The new province’s canons are available here.

Want a good laugh? Here’s a line from the New York Times story about the conference:

The Rev. Charles Robertson, canon for the Episcopal Church’s presiding bishop, Katharine Jefferts Schori, said Wednesday, “There is room within the Episcopal Church for people of different views, and we regret that some have felt the need to depart from the diversity of our common life in Christ.”

How these people can say that with a straight face is beyond me! I think the actual quote was more like this:

The Rev. Charles Robertson, canon for the Episcopal Church’s presiding bishop, Katharine Jefferts Schori, said Wednesday, “There is room within the Episcopal Church for people of different vie…. hahahahaha!!! Oh, who am I kidding? We’ll sic our lawyers on these guys faster than you can say ‘KJS is a heretic’!”
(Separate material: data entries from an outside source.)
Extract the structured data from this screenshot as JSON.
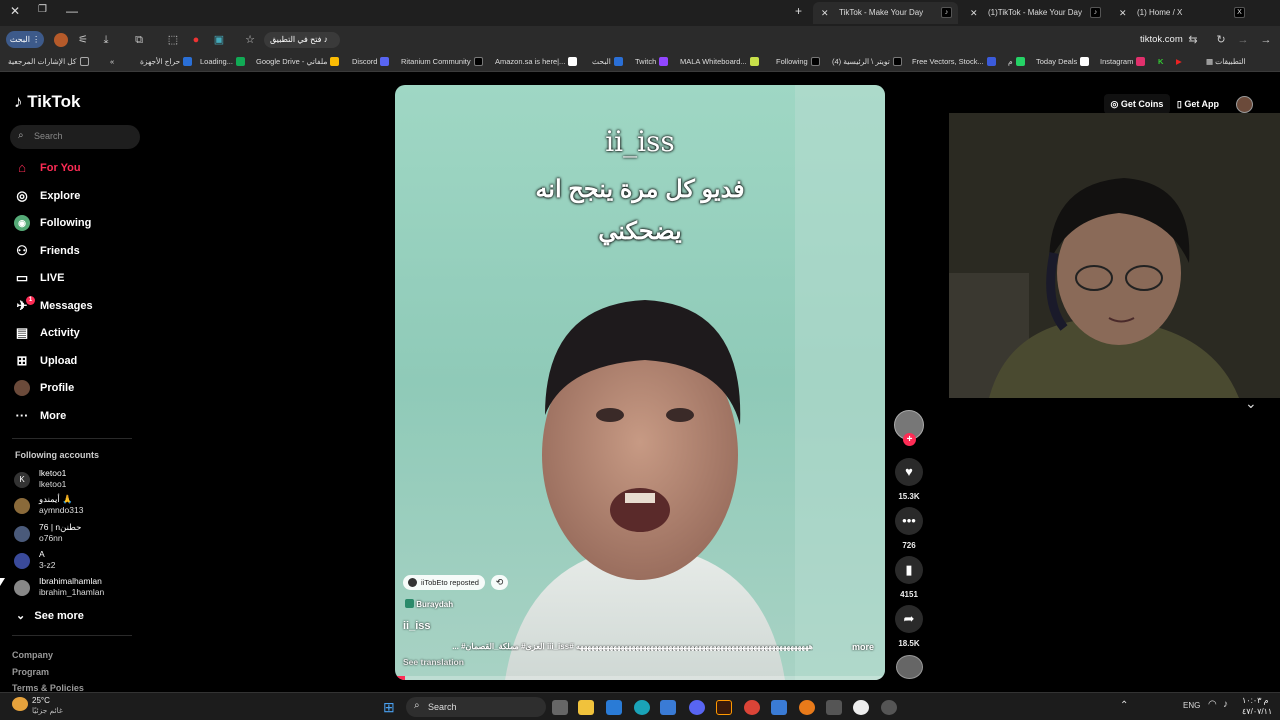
{
  "browser": {
    "tabs": [
      {
        "title": "TikTok - Make Your Day",
        "active": true
      },
      {
        "title": "(1)TikTok - Make Your Day",
        "active": false
      },
      {
        "title": "(1) Home / X",
        "active": false
      }
    ],
    "search_label": "البحث",
    "address": "tiktok.com",
    "open_in_app": "فتح في التطبيق",
    "bookmarks_left": "كل الإشارات المرجعية",
    "apps_label": "التطبيقات",
    "bookmarks": [
      "حراج الأجهزة",
      "Loading...",
      "Google Drive - ملفاتي",
      "Discord",
      "Ritanium Community",
      "Amazon.sa is here|...",
      "البحث",
      "Twitch",
      "MALA Whiteboard...",
      "Following",
      "(4) تويتر \\ الرئيسية",
      "Free Vectors, Stock...",
      "م",
      "Today Deals",
      "Instagram"
    ]
  },
  "sidebar": {
    "logo": "TikTok",
    "search_placeholder": "Search",
    "nav": [
      {
        "label": "For You",
        "icon": "home-icon",
        "active": true
      },
      {
        "label": "Explore",
        "icon": "compass-icon"
      },
      {
        "label": "Following",
        "icon": "following-icon"
      },
      {
        "label": "Friends",
        "icon": "friends-icon"
      },
      {
        "label": "LIVE",
        "icon": "live-icon"
      },
      {
        "label": "Messages",
        "icon": "messages-icon",
        "badge": "1"
      },
      {
        "label": "Activity",
        "icon": "activity-icon"
      },
      {
        "label": "Upload",
        "icon": "upload-icon"
      },
      {
        "label": "Profile",
        "icon": "profile-icon"
      },
      {
        "label": "More",
        "icon": "more-icon"
      }
    ],
    "following_title": "Following accounts",
    "accounts": [
      {
        "name": "lketoo1",
        "handle": "lketoo1"
      },
      {
        "name": "أيمندو 🙏",
        "handle": "aymndo313"
      },
      {
        "name": "76 | nحطنن",
        "handle": "o76nn"
      },
      {
        "name": "A",
        "handle": "3-z2"
      },
      {
        "name": "Ibrahimalhamlan",
        "handle": "ibrahim_1hamlan"
      }
    ],
    "see_more": "See more",
    "footer": [
      "Company",
      "Program",
      "Terms & Policies"
    ]
  },
  "header": {
    "get_coins": "Get Coins",
    "get_app": "Get App"
  },
  "video": {
    "overlay_title": "ii_iss",
    "overlay_text_1": "فديو كل مرة ينجح انه",
    "overlay_text_2": "يضحكني",
    "reposted": "iiTobEto reposted",
    "location": "Buraydah",
    "author": "ii_iss",
    "caption": "هههههههههههههههههههههههههههههههههههههههههههههههههههههههههههههههه #iii_iss العزى# مملكة_القصمان# ...",
    "more": "more",
    "see_translation": "See translation",
    "progress": 0.02
  },
  "actions": {
    "likes": "15.3K",
    "comments": "726",
    "saves": "4151",
    "shares": "18.5K"
  },
  "taskbar": {
    "weather_temp": "25°C",
    "weather_desc": "غائم جزئيًا",
    "search": "Search",
    "lang": "ENG",
    "time": "م ١٠:٠٣",
    "date": "٤٧/٠٧/١١"
  }
}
So anyway… all kidding aside, I’m really excited about yesterday’s news. The new province will bring together parishes and believers from The American Anglican Council, The Anglican Coalition in Canada, The Anglican Communion Network, The Anglican Mission in the Americas, The Anglican Network in Canada, The Convocation of Anglicans in North America, Forward in Faith – North America, The Missionary Convocation of Kenya, The Missionary Convocation of the Southern Cone, The Missionary Convocation of Uganda, and The Reformed Episcopal Church.That’s big. So big that that 815 cannot simply ignore them. The question now is whether enough primates will recognize the new province. It’s a lock that KJS and company will not, and that the Global South bishops will… as always, it’s those wishy-washy folks in the middle that we have to worry about.